A Quiet Patch With Loud Consequences for HandBrake and Threadripper
AMD’s recent threading fixes in HandBrake are targeted changes to how the open-source transcoder schedules and scales workload across high-core-count Ryzen Threadripper CPUs, enabling far better multi-core CPU utilization and delivering up to 215% faster HandBrake video transcoding performance on supported systems. This is not a cosmetic update; it is a fundamental repair of how HandBrake talks to many-core silicon. Before this work, Threadripper owners could spend large sums on 64‑core and 96‑core chips only to watch HandBrake leave much of that hardware idle. The new code lands in HandBrake 1.11.x, requires zero workflow changes, and instantly turns previously squandered cores into real-world speed. In a world where content creators are drowning in 4K and 8K footage, this kind of efficiency fix matters more than another incremental CPU launch.

The Two Threading Bottlenecks That Crippled Multi-Core CPU Utilization
To understand why this matters, you have to look at how HandBrake previously handled multi-core CPU utilization on extreme-core systems. HandBrake is a popular, cross-platform tool for video conversion and compression, built on top of FFmpeg and able to transcode almost any common format into codecs like H.264, H.265, AV1, MP4, and MKV. But its threading model lagged behind CPU core counts. AMD identified two specific bottlenecks: first, HandBrake was not designed to work with more than 64 logical processors, mirroring Windows’s old Processor Group limitation where extra cores simply sat unused. Second, the encoder split workloads into pieces that were too small, creating excessive scheduling overhead. In some 720p jobs, the system spent a disproportionate amount of time coordinating threads instead of encoding video, causing performance to stall or even degrade as more cores were added.

From Wasted Cores to 215% Gains: What the Benchmarks Show
Once HandBrake’s threading was fixed, Threadripper’s story changed from "overkill" to "finally fully loaded." AMD compared HandBrake CLI 1.11.1, which includes the new threading behavior, against HandBrake CLI 1.6.1 to isolate the impact of the changes. On a Ryzen Threadripper PRO 9995WX with 96 cores, transcoding performance jumped by up to 181% depending on workload, with Perfume H.264 720p gaining 181%, Perfume 4K HEVC 10‑bit 151%, and LG 8K HEVC 8‑bit 149%. On a 64‑core Ryzen Threadripper 7980X, gains were even more dramatic: performance improved by up to 215%, with Perfume H.264 720p up 215%, LG 8K HEVC 8‑bit up 203%, and LG 8K 60fps HEVC 10‑bit up 105%. Across all tested workloads, the 64‑core system saw improvements ranging from 16% to 215%. These are not marginal wins; they redefine the value proposition of owning a many‑core workstation CPU for video encoding optimization.

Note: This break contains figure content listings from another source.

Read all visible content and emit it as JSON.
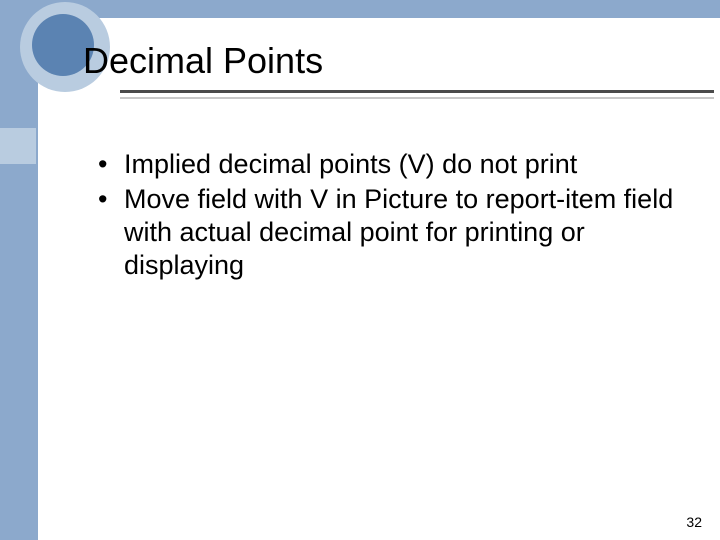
{
  "slide": {
    "title": "Decimal Points",
    "bullets": [
      "Implied decimal points (V) do not print",
      "Move field with V in Picture to report-item field with actual decimal point for printing or displaying"
    ],
    "page_number": "32"
  },
  "style": {
    "background_color": "#8ca9cc",
    "panel_color": "#ffffff",
    "circle_outer_color": "#b9cce0",
    "circle_inner_color": "#5b83b2",
    "hr_dark_color": "#4a4a4a",
    "hr_light_color": "#c8c8c8",
    "left_square_color": "#b9cce0",
    "title_fontsize": 36,
    "body_fontsize": 27,
    "page_number_fontsize": 14,
    "text_color": "#000000"
  }
}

Why This Matters for Real Video Workflows, Not Just Benchmarks
For anyone living inside HandBrake queues, this update is a practical upgrade, not a theoretical one. HandBrake is already the go-to option for many users who want a free, capable video transcoder with presets for devices and platforms and granular control over encoding settings. Recommendations like using x265 (HEVC) with Constant Quality RF 18–20 for 1080p, and slower presets for better compression efficiency, have always been constrained by how long those slow presets took to run. With better multi-core CPU utilization on Threadripper, the penalty for quality-oriented settings shrinks dramatically. According to AMD, "performance improved by up to 215%" on a 64‑core Threadripper 7980X after the threading fixes were applied. Video production houses and content creators with Threadripper workstations now gain a free speed boost across large-scale conversion jobs, from bulk 720p H.264 batches to 8K HEVC masters.

The Bigger Lesson: Software Must Catch Up to Hardware
The most interesting part of AMD’s HandBrake work is not the raw numbers; it is the reminder that hardware progress without matching software design is wasted potential. Threadripper’s high core counts have been a case of "suffering from success" for years, exposing how few applications scale cleanly beyond 64 cores. HandBrake’s old behavior—ignoring logical processors above 64 and chopping work into tiny fragments—embodied that problem. The accepted fixes in HandBrake 1.11.0 and later mean users do not need new habits or new scripts; updating alone unlocks the performance their CPUs were already capable of. Either way, video production houses with Threadrippers in their systems will certainly appreciate the free speed boost. The takeaway is clear: if you invest in many-core hardware, you should demand—and help support—software that respects every core you paid for.